The range RHA Furniture supplies consists of essentially any furniture for the hotel and leisure industry ranging from bedroom lounge public areas through to meeting rooms and external terraces. “Our ranges are from Italy, Portugal or Spain and nothing further afield because we have a very good relationship with all of our suppliers. We have personally visited each factory and met with the owners and checked them out thoroughly. We therefore have full trust in our suppliers that we can then pass on to our clients. Furthermore, the lead times aren’t those of a container from China, and tend to be six to eight weeks maximum,” says Brandt.

The meeting with the suppliers on their home turf alone is a powerful selling point. “We are a family business, and a lot of the factories we work with are family businesses, so there is that extra passion and reliability.”

The company she says has considerable experience working with individual high-end country hotels, some of it bespoke and made to fit in with the style of the hotel. “We also have a factory in Portugal where we manufacture a large number of pieces, whether these be joinery or upholstery.

“There is a whole range of pieces of furniture that work with it whether it is a sofa bed or a bed end or the arm of an armchair,” she adds.

Trends

Given the enormity of the range of styles and categories of furnishings that the company provides, she is reticent to single out any fashionable trends. “The trend seen at present is still ‘home from home’: luxury and comfort in the form of small and comfortable bedroom chairs as well as bespoke desks or dressing tables.”

One emerging trend of which she does not approve is for shopping for luxury furnishings online. “Sadly, I see an increasing amount of internet purchases that are not commercially viable and come with no service.
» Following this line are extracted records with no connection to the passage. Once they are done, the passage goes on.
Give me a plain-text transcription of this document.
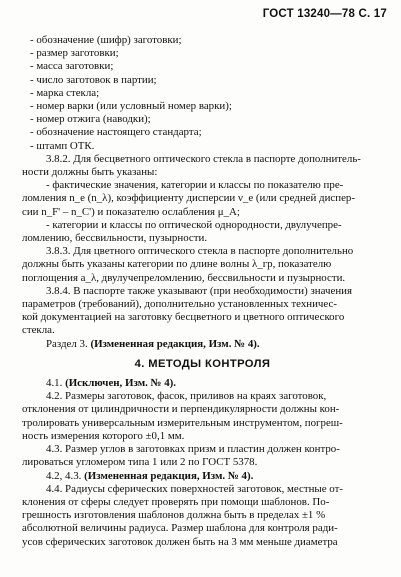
ГОСТ 13240—78 С. 17
- обозначение (шифр) заготовки;
- размер заготовки;
- масса заготовки;
- число заготовок в партии;
- марка стекла;
- номер варки (или условный номер варки);
- номер отжига (наводки);
- обозначение настоящего стандарта;
- штамп ОТК.
3.8.2. Для бесцветного оптического стекла в паспорте дополнитель-
ности должны быть указаны:
- фактические значения, категории и классы по показателю пре-
ломления n_e (n_λ), коэффициенту дисперсии ν_e (или средней диспер-
сии n_F' – n_C') и показателю ослабления μ_A;
- категории и классы по оптической однородности, двулучепре-
ломлению, бессвильности, пузырности.
3.8.3. Для цветного оптического стекла в паспорте дополнительно
должны быть указаны категории по длине волны λ_гр, показателю
поглощения a_λ, двулучепреломлению, бессвильности и пузырности.
3.8.4. В паспорте также указывают (при необходимости) значения
параметров (требований), дополнительно установленных техничес-
кой документацией на заготовку бесцветного и цветного оптического
стекла.
Раздел 3. (Измененная редакция, Изм. № 4).
4. МЕТОДЫ КОНТРОЛЯ
4.1. (Исключен, Изм. № 4).
4.2. Размеры заготовок, фасок, приливов на краях заготовок,
отклонения от цилиндричности и перпендикулярности должны кон-
тролировать универсальным измерительным инструментом, погреш-
ность измерения которого ±0,1 мм.
4.3. Размер углов в заготовках призм и пластин должен контро-
лироваться угломером типа 1 или 2 по ГОСТ 5378.
4.2, 4.3. (Измененная редакция, Изм. № 4).
4.4. Радиусы сферических поверхностей заготовок, местные от-
клонения от сферы следует проверять при помощи шаблонов. По-
грешность изготовления шаблонов должна быть в пределах ±1 %
абсолютной величины радиуса. Размер шаблона для контроля ради-
усов сферических заготовок должен быть на 3 мм меньше диаметра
The key to our business has always been service, helping to advise and guide clients in the right direction with design, budget and fabrics and so forth.”

There is no particular brand that can easily be singled out as being of the height of fashion, she insists. “There are so many different ranges and styles of furniture. We sell it all, and there is no particular range or style that may or may not work in any given luxury B&B.”

She concludes: “Budget management doesn’t mean scrimping on costs. A cheap or badly made piece of furniture will stand out, and clients expect where they are staying to be of a higher quality than their homes.”